When colocating CPU-intensive jobs with latency-sensitive services can
improve CPU utilization but it is difficult to meet the stringent
tail-latency requirements of latency-sensitive services. We use a true
idle time scheduler for CPU-intensive jobs to minimize the impact on
latency-sensitive services.

2022-03-14 12:00:20

by Peter Zijlstra

[permalink] [raw]
Subject: Re: [External] Re: Subject: [PATCH] sched/fair: prioritize normal task over sched_idle task with vruntime offset

On Sun, Mar 13, 2022 at 01:37:37PM +0800, chenying wrote:
> 在 2022/3/12 20:03, Peter Zijlstra 写道:
> > On Fri, Mar 11, 2022 at 03:58:47PM +0800, chenying wrote:
> > > We add a time offset to the se->vruntime when the idle sched_entity
> > > is enqueued, so that the idle entity will always be on the right of
> > > the non-idle in the runqueue. This can allow non-idle tasks to be
> > > selected and run before the idle.
> > >
> > > A use-case is that sched_idle for background tasks and non-idle
> > > for foreground. The foreground tasks are latency sensitive and do
> > > not want to be disturbed by the background. It is well known that
> > > the idle tasks can be preempted by the non-idle tasks when waking up,
> > > but will not distinguish between idle and non-idle when pick the next
> > > entity.

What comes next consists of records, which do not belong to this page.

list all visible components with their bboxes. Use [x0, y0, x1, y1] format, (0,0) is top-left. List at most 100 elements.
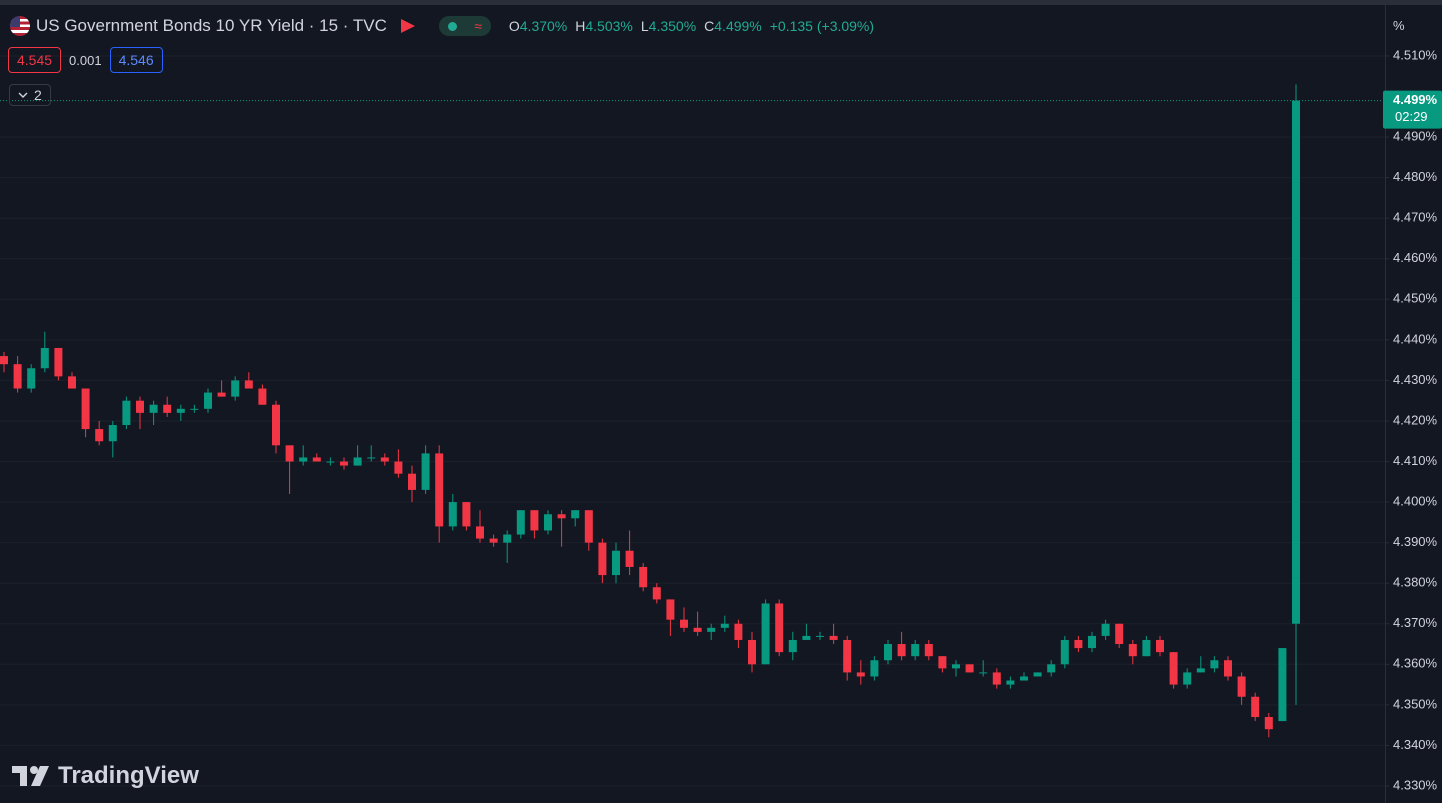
indicators-count: 2 [34, 87, 42, 103]
candle-body [1210, 660, 1219, 669]
candle-body [435, 453, 444, 527]
candle-body [244, 380, 253, 389]
candle-body [462, 502, 471, 527]
candle-body [312, 457, 321, 462]
candle-body [938, 656, 947, 669]
candle-body [992, 672, 1001, 685]
candle-body [530, 510, 539, 531]
candle-body [176, 408, 185, 413]
y-tick-label: 4.340% [1393, 737, 1438, 752]
candle-body [272, 404, 280, 446]
y-tick-label: 4.430% [1393, 372, 1438, 387]
axis-unit[interactable]: % [1393, 18, 1405, 33]
candle-body [489, 538, 498, 543]
candle-body [1088, 635, 1096, 649]
candle-body [707, 627, 716, 632]
candle-body [734, 623, 743, 640]
candle-body [680, 619, 688, 628]
candle-body [924, 644, 933, 657]
candle-body [136, 400, 144, 413]
y-tick-label: 4.370% [1393, 615, 1438, 630]
candle-body [1128, 644, 1137, 657]
candle-body [108, 425, 117, 442]
candle-body [965, 664, 974, 673]
candle-body [1251, 696, 1260, 718]
ohlc-item: C4.499% [704, 18, 762, 34]
countdown: 02:29 [1395, 109, 1428, 124]
symbol-title[interactable]: US Government Bonds 10 YR Yield · 15 · T… [36, 16, 387, 35]
ohlc-key: L [640, 18, 649, 34]
sell-button[interactable]: 4.545 [8, 47, 62, 73]
candle-body [557, 514, 566, 519]
ohlc-legend: O4.370% H4.503% L4.350% C4.499% [509, 18, 762, 34]
y-tick-label: 4.510% [1393, 47, 1438, 62]
candle-body [911, 644, 920, 657]
candle-body [0, 356, 8, 365]
candle-body [13, 364, 22, 389]
candle-body [122, 400, 131, 426]
top-bar [0, 0, 1442, 5]
candle-body [598, 542, 607, 576]
candle-body [612, 550, 620, 576]
candle-body [394, 461, 403, 474]
symbol-header: US Government Bonds 10 YR Yield · 15 · T… [10, 14, 874, 38]
last-price-label: 4.499% [1393, 92, 1438, 107]
candle-body [802, 635, 811, 640]
status-pill[interactable]: ≈ [438, 16, 491, 36]
ohlc-item: H4.503% [575, 18, 633, 34]
candle-body [1074, 639, 1083, 649]
y-tick-label: 4.330% [1393, 777, 1438, 792]
grid [0, 55, 1385, 787]
candle-body [421, 453, 430, 490]
candle-body [190, 408, 199, 410]
candle-body [68, 376, 76, 389]
candles [0, 84, 1385, 738]
candle-body [380, 457, 389, 462]
candle-body [95, 429, 104, 442]
market-flag [400, 19, 415, 33]
candle-body [367, 457, 376, 459]
candle-body [1278, 648, 1287, 722]
candle-body [1006, 680, 1015, 685]
y-tick-label: 4.390% [1393, 534, 1438, 549]
candle-body [326, 461, 335, 463]
candle-body [720, 623, 729, 628]
candle-body [816, 635, 824, 637]
candle-body [1264, 717, 1273, 730]
candle-body [40, 347, 49, 369]
candle-body [775, 603, 784, 653]
candle-body [952, 664, 960, 669]
candle-body [516, 510, 525, 535]
candle-body [1020, 676, 1028, 681]
brand-logo[interactable]: TradingView [12, 762, 199, 790]
spread: 0.001 [69, 52, 102, 68]
ohlc-value: 4.499% [714, 18, 762, 34]
candle-body [81, 388, 90, 430]
candle-body [571, 510, 580, 519]
candle-body [340, 461, 348, 466]
candle-body [639, 566, 648, 588]
candle-body [1156, 639, 1164, 653]
candle-body [761, 603, 770, 665]
candle-body [149, 404, 158, 413]
y-tick-label: 4.380% [1393, 575, 1438, 590]
candle-body [408, 473, 416, 490]
buy-button[interactable]: 4.546 [109, 47, 163, 73]
candle-body [584, 510, 593, 543]
indicators-toggle[interactable]: 2 [9, 84, 51, 106]
flag-icon [10, 16, 30, 36]
candle-body [1196, 668, 1205, 673]
y-tick-label: 4.350% [1393, 696, 1438, 711]
candle-body [1142, 639, 1151, 657]
y-tick-label: 4.470% [1393, 210, 1438, 225]
candle-body [829, 635, 838, 640]
candle-body [1183, 672, 1192, 685]
candle-body [299, 457, 308, 462]
y-tick-label: 4.460% [1393, 250, 1438, 265]
chevron [18, 92, 28, 98]
candle-body [1292, 100, 1300, 624]
candle-body [1033, 672, 1042, 677]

This may cause background tasks to disturb the foreground.
> > >
> > > Test results as below:
> > >
> > > ~$ ./loop.sh &
> > > [1] 764
> > > ~$ chrt -i 0 ./loop.sh &
> > > [2] 765
> > > ~$ taskset -p 04 764
> > > ~$ taskset -p 04 765
> > >
> > > ~$ top -p 764 -p 765
> > > top - 13:10:01 up 1 min,  2 users,  load average: 1.30, 0.38, 0.13
> > > Tasks:   2 total,   2 running,   0 sleeping,   0 stopped,   0 zombie
> > > %Cpu(s): 12.5 us,  0.0 sy,  0.0 ni, 87.4 id,  0.0 wa,  0.0 hi, 0.0 si,  0.0
> > > st
> > > KiB Mem : 16393492 total, 16142256 free,   111028 used,   140208 buff/cache
> > > KiB Swap:   385836 total,   385836 free,        0 used. 16037992 avail Mem
> > >
> > >   PID USER      PR  NI    VIRT    RES    SHR S  %CPU %MEM TIME+ COMMAND
> > >   764 chenyin+  20   0   12888   1144   1004 R 100.0  0.0 1:05.12 loop.sh
> > >   765 chenyin+  20   0   12888   1224   1080 R   0.0  0.0 0:16.21 loop.sh
> > >
> > > The non-idle process (764) can run at 100% and without being disturbed by
> > > the idle process (765).
> >
> > Did you just do a very complicated true idle time scheduler, with all
> > the problems that brings?
>
> When colocating CPU-intensive jobs with latency-sensitive services can
> improve CPU utilization but it is difficult to meet the stringent
> tail-latency requirements of latency-sensitive services. We use a true idle
> time scheduler for CPU-intensive jobs to minimize the impact on
> latency-sensitive services.

Hard NAK on any true idle-time scheduler until you make the whole kernel
immune to lock holder starvation issues.

And as said; this is a terrible way to do a true idle-time scheduler.